EL soberano poder de la Semana Santa está en los sagrarios donde late el corazón de Dios vivo, en la misa semanal que hace hermandad verdadera y en las sagradas imágenes. El poder soberano de la Semana Santa, pasando de Dios a la ciudad y de los templos a la calle, está en los ojos de los niños. No digo en sus corazones, porque los ojos de un niño son su corazón volcado sin maldad sobre un mundo que descubre con asombro. No hay pena más honda, alegría más alta y asombro más luminoso que el de un niño que explora la realidad visible e invisible con esos prodigiosos órganos dobles que son sus ojos-corazón.
Hay quien considera idealización engañosa la búsqueda de felicidades guardadas en el tiempo; será que, por tenerla mala, no tuvo infancia. Quien sí la tuvo sabe cuanta luz hay en ella. Quien no la olvida está a salvo de la aridez emocional que hace aburridos y mezquinos a tantos adultos que ven sin mirar, oyen sin escuchar y viven sin sentir el vértigo de vivir. Quien tiene hijos conoce el milagro de recuperar esa visión cordial.

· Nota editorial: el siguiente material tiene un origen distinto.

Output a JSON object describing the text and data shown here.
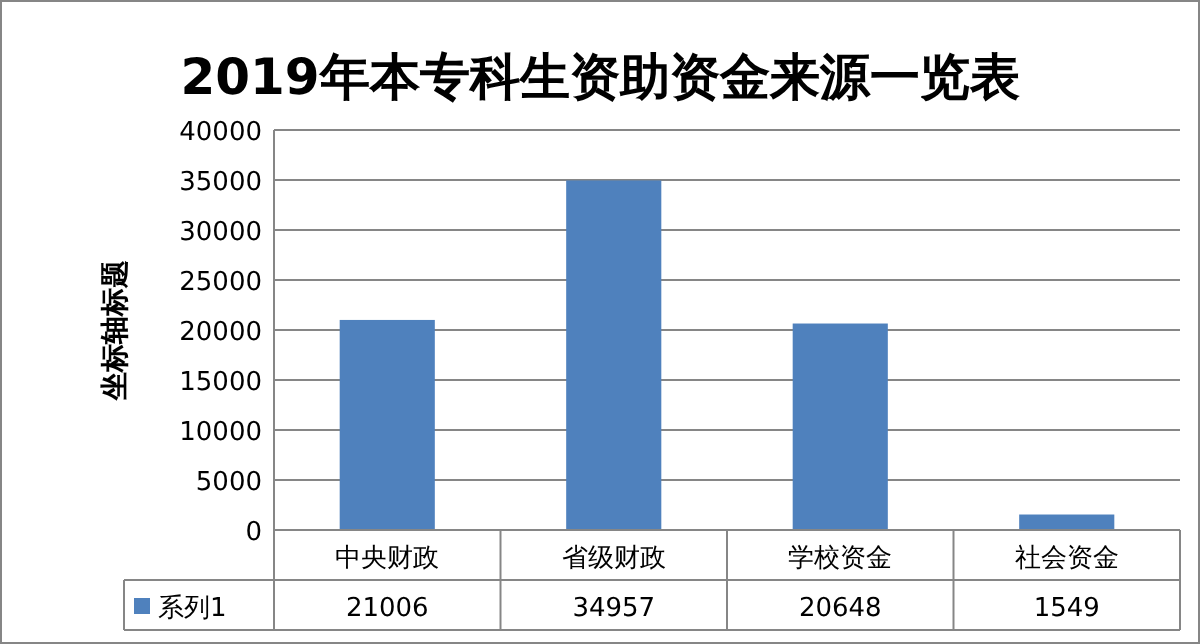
{
  "chart_data": {
    "type": "bar",
    "title": "2019年本专科生资助资金来源一览表",
    "ylabel": "坐标轴标题",
    "categories": [
      "中央财政",
      "省级财政",
      "学校资金",
      "社会资金"
    ],
    "series": [
      {
        "name": "系列1",
        "color": "#4f81bd",
        "values": [
          21006,
          34957,
          20648,
          1549
        ]
      }
    ],
    "ylim": [
      0,
      40000
    ],
    "yticks": [
      0,
      5000,
      10000,
      15000,
      20000,
      25000,
      30000,
      35000,
      40000
    ],
    "grid": "y",
    "data_labels": true,
    "legend": "bottom"
  }
}
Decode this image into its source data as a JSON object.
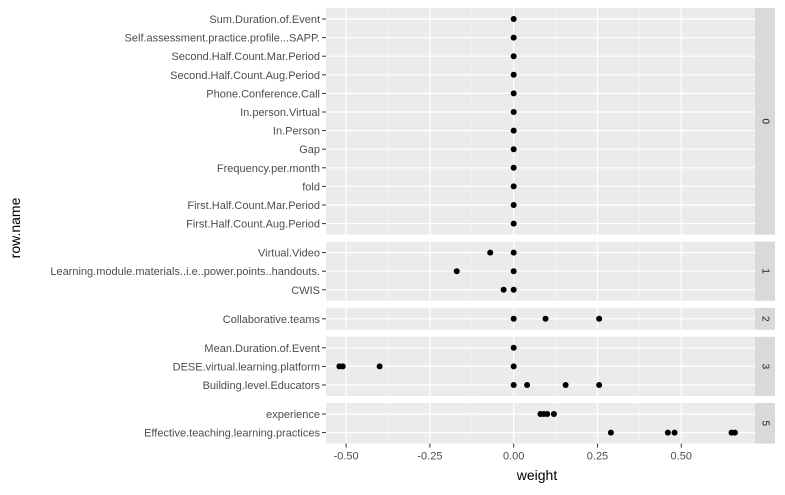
{
  "chart_data": {
    "type": "scatter",
    "title": "",
    "xlabel": "weight",
    "ylabel": "row.name",
    "xlim": [
      -0.56,
      0.72
    ],
    "x_ticks": [
      -0.5,
      -0.25,
      0.0,
      0.25,
      0.5
    ],
    "x_tick_labels": [
      "-0.50",
      "-0.25",
      "0.00",
      "0.25",
      "0.50"
    ],
    "grid": true,
    "legend": "none",
    "panels": [
      {
        "facet": "0",
        "rows": [
          {
            "label": "Sum.Duration.of.Event",
            "x": [
              0.0
            ]
          },
          {
            "label": "Self.assessment.practice.profile...SAPP.",
            "x": [
              0.0
            ]
          },
          {
            "label": "Second.Half.Count.Mar.Period",
            "x": [
              0.0
            ]
          },
          {
            "label": "Second.Half.Count.Aug.Period",
            "x": [
              0.0
            ]
          },
          {
            "label": "Phone.Conference.Call",
            "x": [
              0.0
            ]
          },
          {
            "label": "In.person.Virtual",
            "x": [
              0.0
            ]
          },
          {
            "label": "In.Person",
            "x": [
              0.0
            ]
          },
          {
            "label": "Gap",
            "x": [
              0.0
            ]
          },
          {
            "label": "Frequency.per.month",
            "x": [
              0.0
            ]
          },
          {
            "label": "fold",
            "x": [
              0.0
            ]
          },
          {
            "label": "First.Half.Count.Mar.Period",
            "x": [
              0.0
            ]
          },
          {
            "label": "First.Half.Count.Aug.Period",
            "x": [
              0.0
            ]
          }
        ]
      },
      {
        "facet": "1",
        "rows": [
          {
            "label": "Virtual.Video",
            "x": [
              -0.07,
              0.0
            ]
          },
          {
            "label": "Learning.module.materials..i.e..power.points..handouts.",
            "x": [
              -0.17,
              0.0
            ]
          },
          {
            "label": "CWIS",
            "x": [
              -0.03,
              0.0
            ]
          }
        ]
      },
      {
        "facet": "2",
        "rows": [
          {
            "label": "Collaborative.teams",
            "x": [
              0.0,
              0.095,
              0.255
            ]
          }
        ]
      },
      {
        "facet": "3",
        "rows": [
          {
            "label": "Mean.Duration.of.Event",
            "x": [
              0.0
            ]
          },
          {
            "label": "DESE.virtual.learning.platform",
            "x": [
              -0.52,
              -0.51,
              -0.4,
              0.0
            ]
          },
          {
            "label": "Building.level.Educators",
            "x": [
              0.0,
              0.04,
              0.155,
              0.255
            ]
          }
        ]
      },
      {
        "facet": "5",
        "rows": [
          {
            "label": "experience",
            "x": [
              0.08,
              0.09,
              0.1,
              0.12
            ]
          },
          {
            "label": "Effective.teaching.learning.practices",
            "x": [
              0.29,
              0.46,
              0.48,
              0.65,
              0.66
            ]
          }
        ]
      }
    ]
  }
}
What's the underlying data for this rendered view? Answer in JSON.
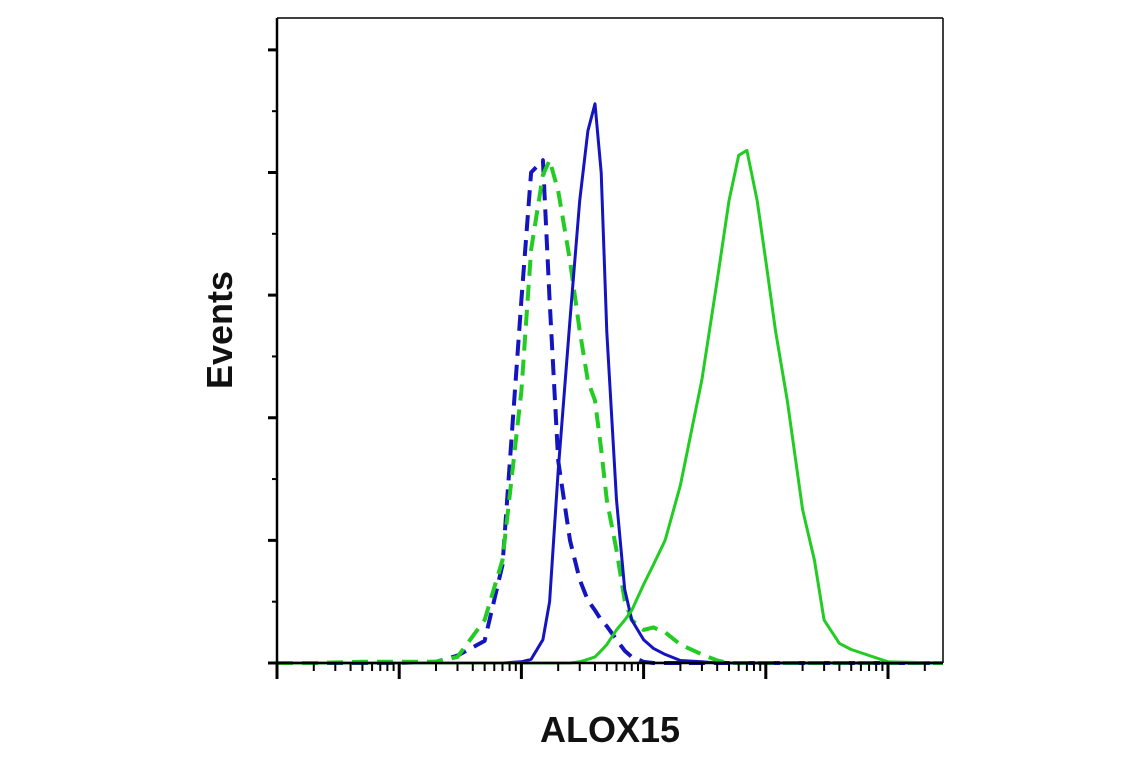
{
  "chart_data": {
    "type": "line",
    "xlabel": "ALOX15",
    "ylabel": "Events",
    "xscale": "log",
    "xlim": [
      1,
      281838
    ],
    "xticks": [
      1,
      10,
      100,
      1000,
      10000,
      100000
    ],
    "xminor_ticks": [
      2,
      3,
      4,
      5,
      6,
      7,
      8,
      9,
      20,
      30,
      40,
      50,
      60,
      70,
      80,
      90,
      200,
      300,
      400,
      500,
      600,
      700,
      800,
      900,
      2000,
      3000,
      4000,
      5000,
      6000,
      7000,
      8000,
      9000,
      20000,
      30000,
      40000,
      50000,
      60000,
      70000,
      80000,
      90000,
      200000
    ],
    "ylim": [
      0,
      5.26
    ],
    "yticks": [
      0,
      1,
      2,
      3,
      4,
      5
    ],
    "yminor_ticks": [
      0.5,
      1.5,
      2.5,
      3.5,
      4.5
    ],
    "x": [
      1,
      2,
      5,
      10,
      20,
      30,
      50,
      70,
      100,
      120,
      150,
      170,
      200,
      250,
      300,
      350,
      400,
      450,
      500,
      600,
      700,
      800,
      1000,
      1200,
      1500,
      2000,
      3000,
      4000,
      5000,
      6000,
      7000,
      8500,
      10000,
      12000,
      15000,
      20000,
      25000,
      30000,
      40000,
      50000,
      100000,
      281838
    ],
    "series": [
      {
        "color": "#1414c0",
        "dashed": true,
        "values": [
          0,
          0,
          0,
          0,
          0.01,
          0.06,
          0.18,
          0.8,
          2.96,
          4.0,
          4.1,
          2.96,
          1.65,
          1.0,
          0.68,
          0.51,
          0.43,
          0.35,
          0.3,
          0.19,
          0.1,
          0.05,
          0.01,
          0,
          0,
          0,
          0,
          0,
          0,
          0,
          0,
          0,
          0,
          0,
          0,
          0,
          0,
          0,
          0,
          0,
          0,
          0
        ]
      },
      {
        "color": "#22cc22",
        "dashed": true,
        "values": [
          0,
          0,
          0.01,
          0.01,
          0.01,
          0.05,
          0.35,
          0.84,
          2.22,
          3.37,
          3.98,
          4.1,
          3.85,
          3.28,
          2.71,
          2.3,
          2.14,
          1.74,
          1.33,
          0.92,
          0.51,
          0.35,
          0.27,
          0.29,
          0.25,
          0.15,
          0.07,
          0.02,
          0,
          0,
          0,
          0,
          0,
          0,
          0,
          0,
          0,
          0,
          0,
          0,
          0,
          0
        ]
      },
      {
        "color": "#1414c0",
        "dashed": false,
        "values": [
          0,
          0,
          0,
          0,
          0,
          0,
          0,
          0,
          0.01,
          0.03,
          0.19,
          0.5,
          1.57,
          2.8,
          3.77,
          4.34,
          4.56,
          4.0,
          2.7,
          1.33,
          0.6,
          0.35,
          0.19,
          0.12,
          0.07,
          0.02,
          0.01,
          0,
          0,
          0,
          0,
          0,
          0,
          0,
          0,
          0,
          0,
          0,
          0,
          0,
          0,
          0
        ]
      },
      {
        "color": "#22cc22",
        "dashed": false,
        "values": [
          0,
          0,
          0,
          0,
          0,
          0,
          0,
          0,
          0,
          0,
          0,
          0,
          0,
          0,
          0.01,
          0.03,
          0.05,
          0.1,
          0.15,
          0.27,
          0.35,
          0.43,
          0.64,
          0.8,
          1.0,
          1.45,
          2.31,
          3.12,
          3.77,
          4.14,
          4.18,
          3.77,
          3.28,
          2.71,
          2.14,
          1.25,
          0.84,
          0.35,
          0.16,
          0.11,
          0.01,
          0
        ]
      }
    ]
  }
}
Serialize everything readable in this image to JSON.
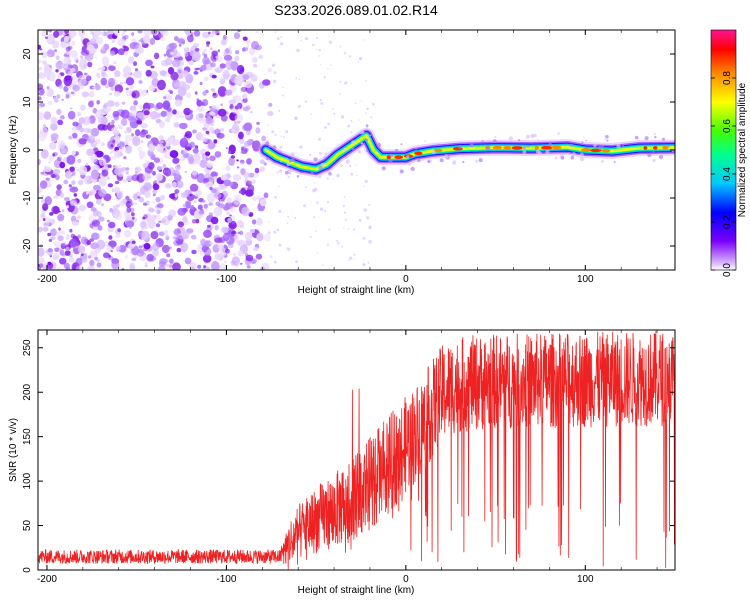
{
  "page": {
    "title": "S233.2026.089.01.02.R14"
  },
  "chart_data": [
    {
      "type": "heatmap",
      "name": "spectrogram",
      "xlabel": "Height of straight line (km)",
      "ylabel": "Frequency (Hz)",
      "xlim": [
        -205,
        150
      ],
      "ylim": [
        -25,
        25
      ],
      "x_ticks": [
        -200,
        -100,
        0,
        100
      ],
      "y_ticks": [
        -20,
        -10,
        0,
        10,
        20
      ],
      "colorbar": {
        "label": "Normalized spectral amplitude",
        "range": [
          0,
          1
        ],
        "ticks": [
          0.0,
          0.2,
          0.4,
          0.6,
          0.8
        ]
      },
      "noise_region": [
        -205,
        -75
      ],
      "ridge_points": [
        [
          -78,
          0
        ],
        [
          -72,
          -1.5
        ],
        [
          -65,
          -2.5
        ],
        [
          -58,
          -3.5
        ],
        [
          -50,
          -4
        ],
        [
          -44,
          -3
        ],
        [
          -38,
          -1
        ],
        [
          -32,
          0.5
        ],
        [
          -26,
          2
        ],
        [
          -22,
          3
        ],
        [
          -18,
          0
        ],
        [
          -14,
          -1.5
        ],
        [
          -8,
          -1.5
        ],
        [
          0,
          -1.5
        ],
        [
          5,
          -0.8
        ],
        [
          15,
          -0.2
        ],
        [
          30,
          0.3
        ],
        [
          50,
          0.5
        ],
        [
          70,
          0.4
        ],
        [
          90,
          0.6
        ],
        [
          100,
          0
        ],
        [
          115,
          -0.2
        ],
        [
          130,
          0.4
        ],
        [
          150,
          0.5
        ]
      ]
    },
    {
      "type": "line",
      "name": "snr",
      "xlabel": "Height of straight line (km)",
      "ylabel": "SNR (10 * v/v)",
      "xlim": [
        -205,
        150
      ],
      "ylim": [
        0,
        270
      ],
      "x_ticks": [
        -200,
        -100,
        0,
        100
      ],
      "y_ticks": [
        0,
        50,
        100,
        150,
        200,
        250
      ],
      "color": "#ee2222",
      "envelope": {
        "x": [
          -205,
          -70,
          -66,
          -62,
          -55,
          -45,
          -35,
          -25,
          -15,
          -5,
          5,
          10,
          15,
          20,
          25,
          30,
          35,
          50,
          100,
          150
        ],
        "mean": [
          15,
          15,
          28,
          38,
          50,
          62,
          72,
          88,
          108,
          128,
          152,
          165,
          182,
          198,
          205,
          208,
          210,
          212,
          214,
          216
        ],
        "amp": [
          8,
          8,
          24,
          30,
          35,
          40,
          45,
          50,
          54,
          56,
          56,
          56,
          56,
          55,
          54,
          54,
          54,
          54,
          54,
          54
        ]
      }
    }
  ]
}
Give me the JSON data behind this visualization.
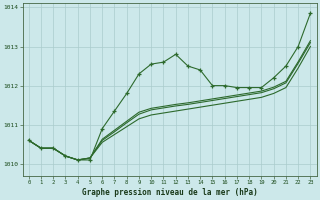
{
  "bg_color": "#cce8ea",
  "grid_color": "#aacccc",
  "line_color": "#2d6a2d",
  "xlabel": "Graphe pression niveau de la mer (hPa)",
  "ylim": [
    1009.7,
    1014.1
  ],
  "xlim": [
    -0.5,
    23.5
  ],
  "yticks": [
    1010,
    1011,
    1012,
    1013,
    1014
  ],
  "xticks": [
    0,
    1,
    2,
    3,
    4,
    5,
    6,
    7,
    8,
    9,
    10,
    11,
    12,
    13,
    14,
    15,
    16,
    17,
    18,
    19,
    20,
    21,
    22,
    23
  ],
  "series_main": [
    1010.6,
    1010.4,
    1010.4,
    1010.2,
    1010.1,
    1010.1,
    1010.9,
    1011.35,
    1011.8,
    1012.3,
    1012.55,
    1012.6,
    1012.8,
    1012.5,
    1012.4,
    1012.0,
    1012.0,
    1011.95,
    1011.95,
    1011.95,
    1012.2,
    1012.5,
    1013.0,
    1013.85
  ],
  "series_straight1": [
    1010.6,
    1010.4,
    1010.4,
    1010.2,
    1010.1,
    1010.15,
    1010.55,
    1010.75,
    1010.95,
    1011.15,
    1011.25,
    1011.3,
    1011.35,
    1011.4,
    1011.45,
    1011.5,
    1011.55,
    1011.6,
    1011.65,
    1011.7,
    1011.8,
    1011.95,
    1012.45,
    1013.0
  ],
  "series_straight2": [
    1010.6,
    1010.4,
    1010.4,
    1010.2,
    1010.1,
    1010.15,
    1010.6,
    1010.82,
    1011.05,
    1011.27,
    1011.38,
    1011.43,
    1011.48,
    1011.52,
    1011.57,
    1011.62,
    1011.67,
    1011.72,
    1011.77,
    1011.82,
    1011.92,
    1012.07,
    1012.57,
    1013.1
  ],
  "series_straight3": [
    1010.6,
    1010.4,
    1010.4,
    1010.2,
    1010.1,
    1010.15,
    1010.63,
    1010.86,
    1011.09,
    1011.32,
    1011.42,
    1011.47,
    1011.52,
    1011.56,
    1011.61,
    1011.66,
    1011.71,
    1011.76,
    1011.81,
    1011.86,
    1011.96,
    1012.11,
    1012.61,
    1013.15
  ]
}
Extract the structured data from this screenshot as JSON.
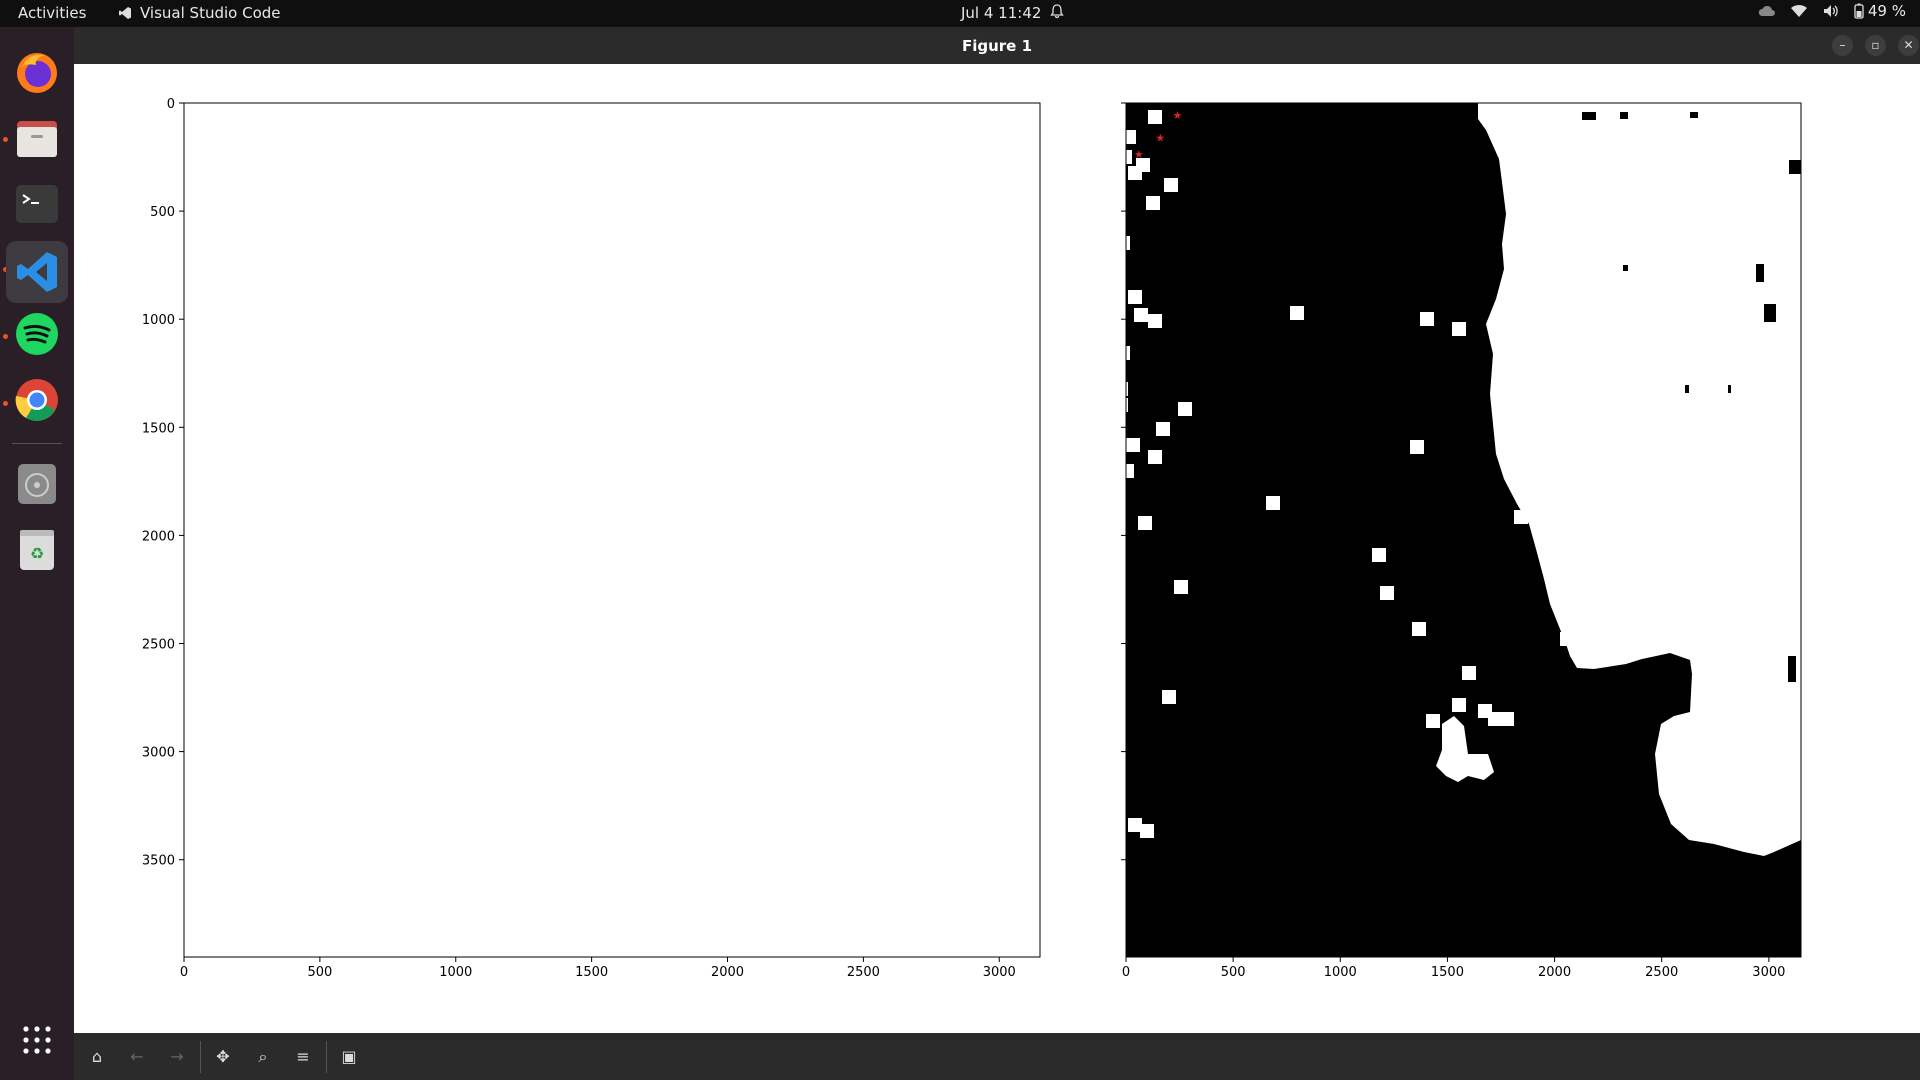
{
  "topbar": {
    "activities": "Activities",
    "app_name": "Visual Studio Code",
    "clock": "Jul 4  11:42",
    "battery": "49 %"
  },
  "dock": {
    "items": [
      {
        "icon": "firefox-icon",
        "running": true
      },
      {
        "icon": "files-icon",
        "running": true
      },
      {
        "icon": "terminal-icon",
        "running": false
      },
      {
        "icon": "vscode-icon",
        "running": true,
        "active": true
      },
      {
        "icon": "spotify-icon",
        "running": true
      },
      {
        "icon": "chrome-icon",
        "running": true
      },
      {
        "icon": "disc-icon",
        "running": false
      },
      {
        "icon": "trash-icon",
        "running": false
      }
    ],
    "apps_grid_icon": "apps-grid-icon"
  },
  "window": {
    "title": "Figure 1"
  },
  "chart_data": [
    {
      "type": "image",
      "xlim": [
        0,
        3150
      ],
      "ylim": [
        3950,
        0
      ],
      "x_ticks": [
        "0",
        "500",
        "1000",
        "1500",
        "2000",
        "2500",
        "3000"
      ],
      "y_ticks": [
        "0",
        "500",
        "1000",
        "1500",
        "2000",
        "2500",
        "3000",
        "3500"
      ],
      "content": "blank"
    },
    {
      "type": "image",
      "xlim": [
        0,
        3150
      ],
      "ylim": [
        3950,
        0
      ],
      "x_ticks": [
        "0",
        "500",
        "1000",
        "1500",
        "2000",
        "2500",
        "3000"
      ],
      "y_ticks": [],
      "content": "binary mask",
      "markers": [
        [
          240,
          55
        ],
        [
          160,
          160
        ],
        [
          60,
          235
        ]
      ],
      "marker_color": "#d62728"
    }
  ],
  "toolbar": {
    "buttons": [
      "home-icon",
      "back-icon",
      "forward-icon",
      "pan-icon",
      "zoom-icon",
      "configure-subplots-icon",
      "save-icon"
    ]
  }
}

Debo a los míos haber empezado a recuperar una tarde de Lunes Santo ese poder soberano de la Semana Santa que está en los ojos-corazón de los niños que se despiertan el Domingo de Ramos como si fuera el primer día de la creación, se duermen el Sábado Santo como si fuera el último, y entre uno y otro viven con limpia emoción una vida que cabe en una semana. Fue viendo al Soberano Poder bajar por Reyes Católicos -mar de gentes por el que navegaba el poderoso barco dejando una estela de capirotes blancos- con uno de mis hijos en brazos. Desde entonces, hasta la Madrugada en que fui a la Magdalena cogido de la mano de mi otro hijo -fijador, manoletinas, terciopelo- el primer año que acompañó como servidor a nuestra Virgen de la Presentación, aprendí a ver la Semana Santa con ojos-corazón de niño. Picasso lo dijo: cuesta una vida volver a pintar como un niño.